I’m still recovering from my trip out to Las Vegas for the When We Were Young festival. Honestly, I’m not sure I’ll ever recover. It was a dream of a weekend spent with the best of friends listening to the music that truly made me. Even though I still feel as if I’m in the nostalgic haze that the festival put me in, I knew I had to get back to work and put my life back together after a whirlwind of a couple of weeks so I grabbed a friend and we made our way to the 7th Street Entry for one of my “I only really know the headliner” shows. Bright-eyed and bushy-tailed yet exhausted, I was excited as we made our way through security and took over the corner of the venue while we waited to see what the Thursday night show was going to have in store for us.
Wichita, Kansas-born Yasmin Nur was the first act on the stage. Backed by an incredible band, I instantly fell head over heels for Yasmin’s heart-on-her-sleeve style and the way that her set seemed to be split between a very emotional vibe and a harder-edged energy. The beginning of the set leaned into her more sensitive side with cute and poppy songs that had this hidden darkness in the vocals and the words. The amount of passion that Yasmin has in each of her tracks is staggering and these slower more singer-songwriter-styled tracks absolutely gave the audience a chance to feel the weight of every word. Just when I was settling into the idea of a calmer opening set for the night, the mood shifted and Yasmin and her band jumped into a more grungey sound with endless amounts of angst and energy. Again, the way she was able to somehow balance the two sides of her set was amazing to me and left me completely sold on her and her music.

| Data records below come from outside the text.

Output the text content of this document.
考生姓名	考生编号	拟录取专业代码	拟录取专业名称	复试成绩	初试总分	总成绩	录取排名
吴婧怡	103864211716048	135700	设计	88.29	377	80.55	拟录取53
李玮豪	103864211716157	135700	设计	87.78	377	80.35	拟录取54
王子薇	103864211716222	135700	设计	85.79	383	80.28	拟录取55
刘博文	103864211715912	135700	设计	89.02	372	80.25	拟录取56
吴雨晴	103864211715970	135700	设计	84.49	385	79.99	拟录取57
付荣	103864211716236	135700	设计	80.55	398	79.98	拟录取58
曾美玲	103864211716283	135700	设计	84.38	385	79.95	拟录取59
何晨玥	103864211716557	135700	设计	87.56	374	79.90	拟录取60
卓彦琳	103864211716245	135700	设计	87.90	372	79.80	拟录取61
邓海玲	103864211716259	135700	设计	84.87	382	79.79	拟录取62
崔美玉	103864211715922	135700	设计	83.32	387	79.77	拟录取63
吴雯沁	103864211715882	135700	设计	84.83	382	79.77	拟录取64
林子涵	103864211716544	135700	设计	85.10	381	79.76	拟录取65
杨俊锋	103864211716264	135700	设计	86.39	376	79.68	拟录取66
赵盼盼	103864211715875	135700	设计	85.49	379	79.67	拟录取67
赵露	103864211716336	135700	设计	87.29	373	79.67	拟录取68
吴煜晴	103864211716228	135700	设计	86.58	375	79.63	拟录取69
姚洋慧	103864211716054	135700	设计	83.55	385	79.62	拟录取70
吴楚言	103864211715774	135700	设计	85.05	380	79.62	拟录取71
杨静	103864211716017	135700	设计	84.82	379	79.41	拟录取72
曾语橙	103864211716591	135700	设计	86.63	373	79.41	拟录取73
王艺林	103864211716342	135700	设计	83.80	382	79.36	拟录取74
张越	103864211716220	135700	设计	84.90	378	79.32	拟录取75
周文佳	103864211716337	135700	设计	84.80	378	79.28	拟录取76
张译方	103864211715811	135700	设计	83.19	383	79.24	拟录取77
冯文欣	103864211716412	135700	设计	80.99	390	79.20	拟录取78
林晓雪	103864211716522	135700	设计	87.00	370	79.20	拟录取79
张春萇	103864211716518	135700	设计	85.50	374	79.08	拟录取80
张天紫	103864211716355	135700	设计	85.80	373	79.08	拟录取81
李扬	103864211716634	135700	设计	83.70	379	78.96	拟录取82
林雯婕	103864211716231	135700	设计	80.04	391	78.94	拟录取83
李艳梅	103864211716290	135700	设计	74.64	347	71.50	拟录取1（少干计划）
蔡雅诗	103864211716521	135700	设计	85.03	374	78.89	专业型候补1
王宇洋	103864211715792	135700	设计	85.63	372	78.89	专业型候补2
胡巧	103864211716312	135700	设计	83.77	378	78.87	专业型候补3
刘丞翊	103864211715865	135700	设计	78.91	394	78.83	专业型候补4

As soon as the second act, Jigsaw Youth, took the stage, my friend and I looked at each other as if trying to read each other’s minds. Did we love this? Did we hate this? Even when the short set was all said and done, we stood there debating what we thought about Jigsaw Youth. Why so much debate? This trio has a sound unlike anything we had ever heard before. They seemed to be in a bit of an identity crisis as far as what lane their music is in but, at the end of the night and as I woke up this morning, I realized that I loved that so much. There were moments of their set that reminded me of The Distillers with their sound and just overall attitude while other moments had me thinking about the more commercialized hard rock vibes that you get from a band like Cold Kingdom. As I sat there watching them power through their grunge-drenched set, I found myself falling in love with each of the three member’s distinct personalities that shined not only from their sound but also from each member’s stage presence. Although it took me a few songs to warm up to vocalist Maria Alvarez’s distinct voice, I found myself wanting so much more as she disappeared from the stage and the night moved on. Again, give this band some time. If you’re like me, your gut instinct will be to move on but there’s something special about this band that I think will catapult them to the next level in no time.

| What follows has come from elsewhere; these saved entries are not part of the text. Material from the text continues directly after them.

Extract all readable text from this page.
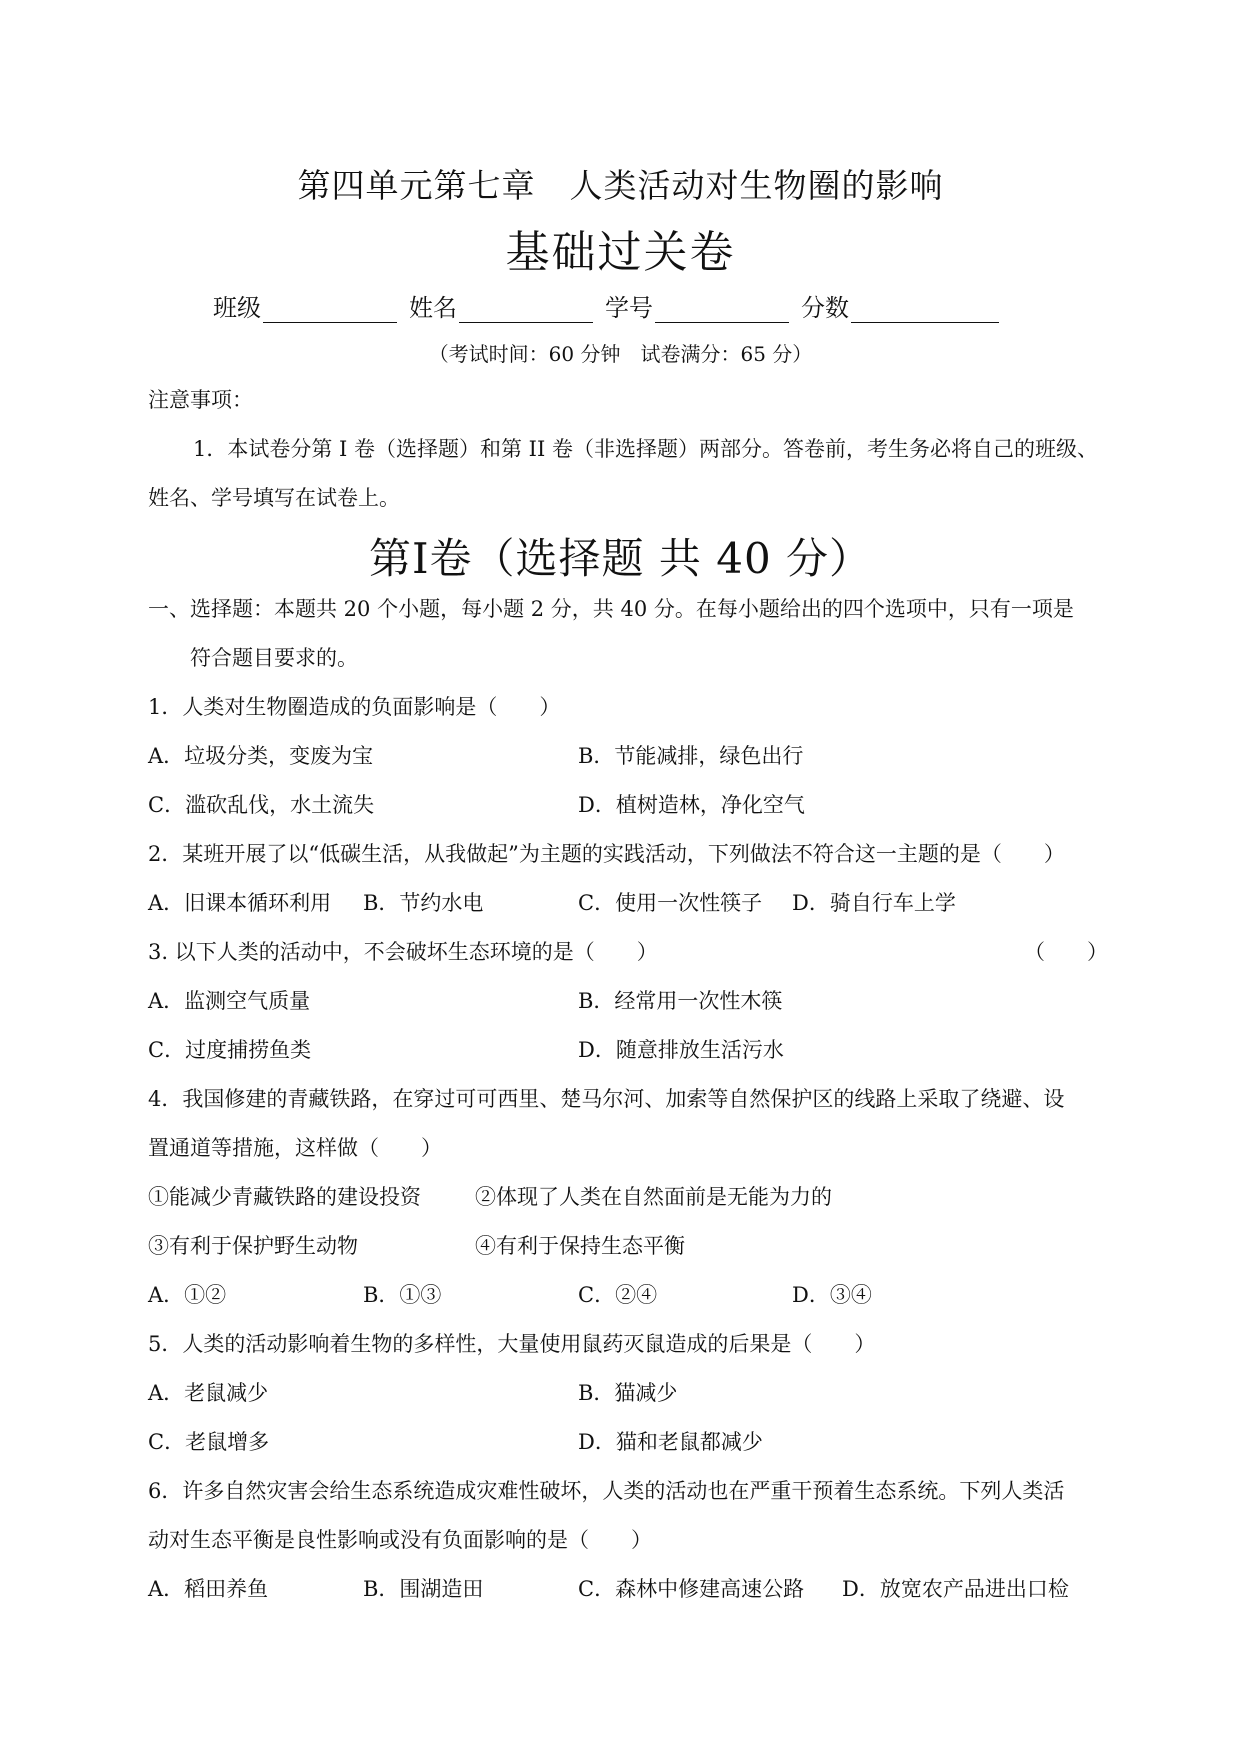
第四单元第七章　人类活动对生物圈的影响
基础过关卷
班级	姓名	学号	分数
（考试时间：60 分钟　试卷满分：65 分）
注意事项：
1．本试卷分第 I 卷（选择题）和第 II 卷（非选择题）两部分。答卷前，考生务必将自己的班级、
姓名、学号填写在试卷上。
第I卷（选择题 共 40 分）
一、选择题：本题共 20 个小题，每小题 2 分，共 40 分。在每小题给出的四个选项中，只有一项是
符合题目要求的。
1．人类对生物圈造成的负面影响是（　　）
A．垃圾分类，变废为宝	B．节能减排，绿色出行
C．滥砍乱伐，水土流失	D．植树造林，净化空气
2．某班开展了以“低碳生活，从我做起”为主题的实践活动，下列做法不符合这一主题的是（　　）
A．旧课本循环利用 B．节约水电	C．使用一次性筷子 D．骑自行车上学
3. 以下人类的活动中，不会破坏生态环境的是（　　）	（　　）
A．监测空气质量	B．经常用一次性木筷
C．过度捕捞鱼类	D．随意排放生活污水
4．我国修建的青藏铁路，在穿过可可西里、楚马尔河、加索等自然保护区的线路上采取了绕避、设
置通道等措施，这样做（　　）
①能减少青藏铁路的建设投资	②体现了人类在自然面前是无能为力的
③有利于保护野生动物	④有利于保持生态平衡
A．①②	B．①③	C．②④	D．③④
5．人类的活动影响着生物的多样性，大量使用鼠药灭鼠造成的后果是（　　）
A．老鼠减少	B．猫减少
C．老鼠增多	D．猫和老鼠都减少
6．许多自然灾害会给生态系统造成灾难性破坏，人类的活动也在严重干预着生态系统。下列人类活
动对生态平衡是良性影响或没有负面影响的是（　　）
A．稻田养鱼	B．围湖造田	C．森林中修建高速公路 D．放宽农产品进出口检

I mentioned how I wanted to see Pinkshift again sooner rather than later after seeing them open for Pup in April. Thankfully, the concert Gods were listening and they were the headliners for the Thursday night show. Why did I want to see them so badly? Well, their performance back in April had blown me away and honestly, there have been many nights where I think back to that night. It’s odd but something about them had me hooked. From their stage presence to their sound, everything was just perfect about them that night and I was dying to see them hold their own as a headliner in a more intimate venue. Holding their own would be an understatement when it comes to how they commanded the stage and audience on Thursday night. From the moment they took the stage until the bitter end of their set, they had the entire room in the palm of their hands in the best way possible.
There’s a reason that Pinkshift seem to be taking over all of the “bands to watch” lists in the alternative mags and zines. Like the two acts before them, they have a sound all of their own. I would call it bipolar pop-punk with a hard edge but that’s definitely not a set-in-stone genre by any means. There are moments when vocalist Ashrita Kumar has a very bubblegum-pop sound and style in her performance that is quickly followed up by moments of straight rage and angst. The way this woman is able to get you stuck in her world is amazing and it’s a world that, although all over the place, I never want to leave.
Being in Las Vegas surrounded by sixty-thousand people all with a common love of nostalgic emo music was great but it was shows like the one on Thursday night that I live for. There was something so genuine and so real about all three of the performances. Each of the acts had something to prove and they absolutely did that and then some by the time the night was said and done. It was truly a perfect way to ease back into reality.